Tendência similar vem sendo observada na matemática. Apesar de a IA seguir bastante frágil nessa área, sua capacidade de generalizar a partir dos exemplos presentes em seu conjunto de treinamento vem crescendo muito. Esse não é o tipo de coisa que possa ser satisfatoriamente explicada dizendo que o algoritmo prevê o próximo número.

Há alguns meses, um grupo de pesquisadores do Google, Deep Mind, Stanford e Universidade da Carolina do Norte em Chapel Hill (minha casa, no passado) publicou um artigo listando propriedades emergentes dos novos algoritmos de linguagem.

As positivas passam de 20; as negativas seguem pouco conhecidas, mas vale ter em mente que é bem mais fácil o GPT-4 agir de maneira sorrateira do que as versões anteriores: "a NewsGuard descobriu que o GPT-4 produziu narrativas falsas mais vezes e de maneira mais proeminente do que o ChatGPT, incluindo artigos de mídia, fios do Twitter, roteiros de TV emulando o discurso oficial da TV estatal e da chinesa, oferta de produtos médicos falso e teorias da conspiração" (acesse os resultados detalhados aqui).

A própria OpenAI divulgou um experimento revelador, em que o novo algoritmo fingiu ser um cego e induziu um funcionário da empresa TaskRabbit a resolver um captcha (seletor de imagens usados para segurança digital) para que pudesse acessar um site. A propriedade emergente chama-se teoria da mente. Nada disso significa que o GPT está no processo de adquirir consciência. Ao que tudo indica, essa não é mera consequência qualitativa da expansão quantitativa do processamento digital, ou seja, não é propriedade emergente aqui.

Porém, vale ter em mente que não conhecemos os detalhes sob o capô do GPT-4, mas sabemos que o GPT-3 possui 185 bilhões de parâmetros. Nosso cérebro tem cerca de 86 bilhões de neurônios, com cerca de 7000 sinapses por neurônio. Convertendo alhos em bugalhos, dá mais de 60 trilhões de parâmetros, ou 300 vezes o poder computacional do algoritmo anterior da OpenAI, conforme lê-se aqui. É provável que o GPT-4 tenha pelo menos 1 trilhão deles.

Acontece que o poder de processamento dos neurônios artificiais difere muito do humano. As estimativas mais convincentes sugerem que cada célula nervosa do nosso cérebro equivalha a 1000 neurônios artificiais (vale conferir). Assim, a equivalência computacional aconteceria com uma rede neural com cerca de 300.000 o tamanho do GPT-3.

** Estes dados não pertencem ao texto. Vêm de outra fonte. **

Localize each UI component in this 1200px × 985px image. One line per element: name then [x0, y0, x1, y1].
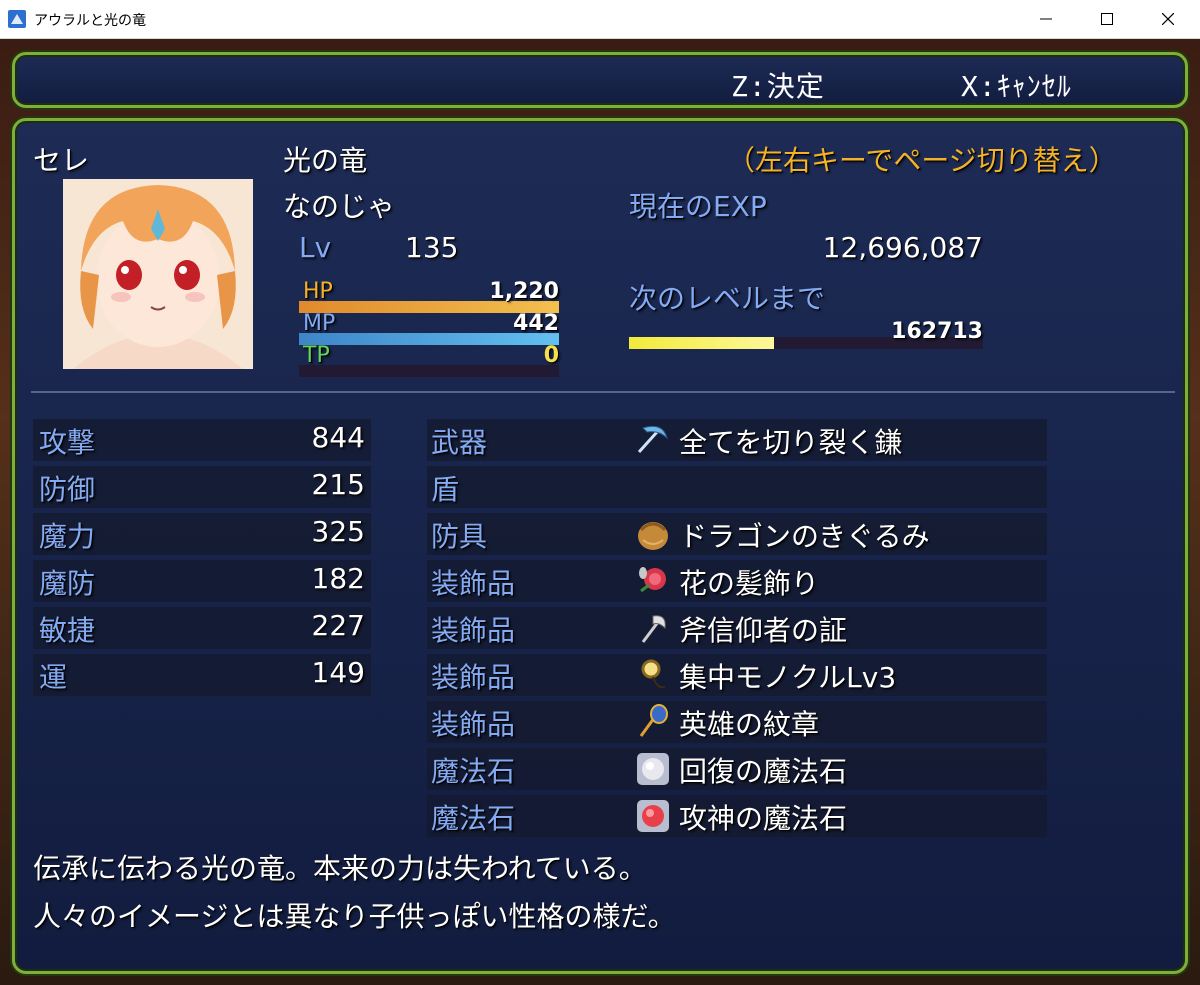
page-switch-hint: （左右キーでページ切り替え）: [727, 144, 1117, 177]
app-icon: [8, 10, 26, 28]
description-line-2: 人々のイメージとは異なり子供っぽい性格の様だ。: [33, 900, 676, 933]
actor-class: 光の竜: [283, 144, 368, 177]
tp-label: TP: [303, 343, 330, 368]
minimize-button[interactable]: [1016, 0, 1076, 38]
equipment-item-name: 回復の魔法石: [679, 755, 848, 788]
scythe-icon: [637, 425, 668, 454]
actor-nickname: なのじゃ: [283, 190, 396, 223]
equipment-item-name: 英雄の紋章: [679, 708, 820, 741]
current-exp-value: 12,696,087: [822, 231, 983, 264]
equipment-row[interactable]: [427, 466, 1047, 508]
parameter-label: 魔防: [39, 567, 96, 600]
monocle-icon: [641, 659, 666, 689]
white-orb-icon: [637, 753, 669, 785]
actor-name: セレ: [33, 144, 90, 177]
equipment-slot-label: 装飾品: [431, 661, 516, 694]
maximize-button[interactable]: [1077, 0, 1137, 38]
window-title: アウラルと光の竜: [34, 13, 146, 29]
axe-icon: [641, 615, 666, 643]
level-label: Lv: [299, 231, 332, 264]
current-exp-label: 現在のEXP: [629, 190, 767, 223]
parameter-value: 844: [311, 421, 365, 454]
equipment-slot-label: 装飾品: [431, 614, 516, 647]
equipment-item-name: 斧信仰者の証: [679, 614, 848, 647]
tp-value: 0: [543, 343, 559, 368]
parameter-value: 227: [311, 609, 365, 642]
confirm-hint: Z:決定: [731, 70, 825, 103]
equipment-slot-label: 装飾品: [431, 567, 516, 600]
parameter-value: 215: [311, 468, 365, 501]
maximize-icon: [1101, 13, 1113, 25]
mp-value: 442: [513, 311, 559, 336]
parameter-value: 182: [311, 562, 365, 595]
parameter-label: 運: [39, 661, 68, 694]
cancel-hint: X:ｷｬﾝｾﾙ: [961, 70, 1072, 103]
next-level-label: 次のレベルまで: [629, 282, 826, 315]
actor-face: [63, 179, 253, 369]
parameter-label: 魔力: [39, 520, 96, 553]
equipment-item-name: 花の髪飾り: [679, 567, 820, 600]
title-bar: アウラルと光の竜: [0, 0, 1200, 39]
equipment-slot-label: 魔法石: [431, 755, 516, 788]
section-divider: [31, 391, 1175, 393]
description-line-1: 伝承に伝わる光の竜。本来の力は失われている。: [33, 852, 647, 885]
next-level-value: 162713: [891, 319, 983, 344]
equipment-slot-label: 武器: [431, 426, 488, 459]
fur-costume-icon: [638, 522, 668, 550]
parameter-value: 325: [311, 515, 365, 548]
status-window: セレ 光の竜 なのじゃ Lv 135 HP 1,220 MP 442 TP 0 …: [12, 118, 1188, 974]
hp-label: HP: [303, 279, 333, 304]
equipment-slot-label: 魔法石: [431, 802, 516, 835]
equipment-item-name: 集中モノクルLv3: [679, 661, 897, 694]
rose-icon: [639, 567, 666, 593]
equipment-slot-label: 防具: [431, 520, 488, 553]
equipment-slot-label: 装飾品: [431, 708, 516, 741]
parameter-label: 敏捷: [39, 614, 96, 647]
equipment-item-name: 攻神の魔法石: [679, 802, 848, 835]
help-window: Z:決定 X:ｷｬﾝｾﾙ: [12, 52, 1188, 108]
equipment-item-name: ドラゴンのきぐるみ: [679, 520, 930, 553]
minimize-icon: [1040, 18, 1052, 20]
close-icon: [1162, 13, 1174, 25]
equipment-item-name: 全てを切り裂く鎌: [679, 426, 903, 459]
hp-value: 1,220: [489, 279, 559, 304]
exp-gauge-fill: [629, 337, 775, 349]
level-value: 135: [405, 231, 459, 264]
parameter-value: 149: [311, 656, 365, 689]
parameter-label: 防御: [39, 473, 96, 506]
emblem-icon: [639, 704, 668, 737]
equipment-slot-label: 盾: [431, 473, 460, 506]
red-orb-icon: [637, 800, 669, 832]
close-button[interactable]: [1138, 0, 1198, 38]
parameter-label: 攻撃: [39, 426, 96, 459]
mp-label: MP: [303, 311, 336, 336]
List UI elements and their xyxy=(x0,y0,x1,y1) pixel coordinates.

Durante o processo de construção dessa equivalência, que deve tomar entre 3 e 6 anos, é quase certo que diversas propriedades emergentes irão aparecer, de modo que quando chegarmos lá não teremos um sistema no caminho da emulação completa e fidedigna da cognição humana (o que demandará décadas), tal como se diz por aí, mas algo distinto, com ares de alien domesticado. Propriedade emergente, no caso, do tempo em que vivemos.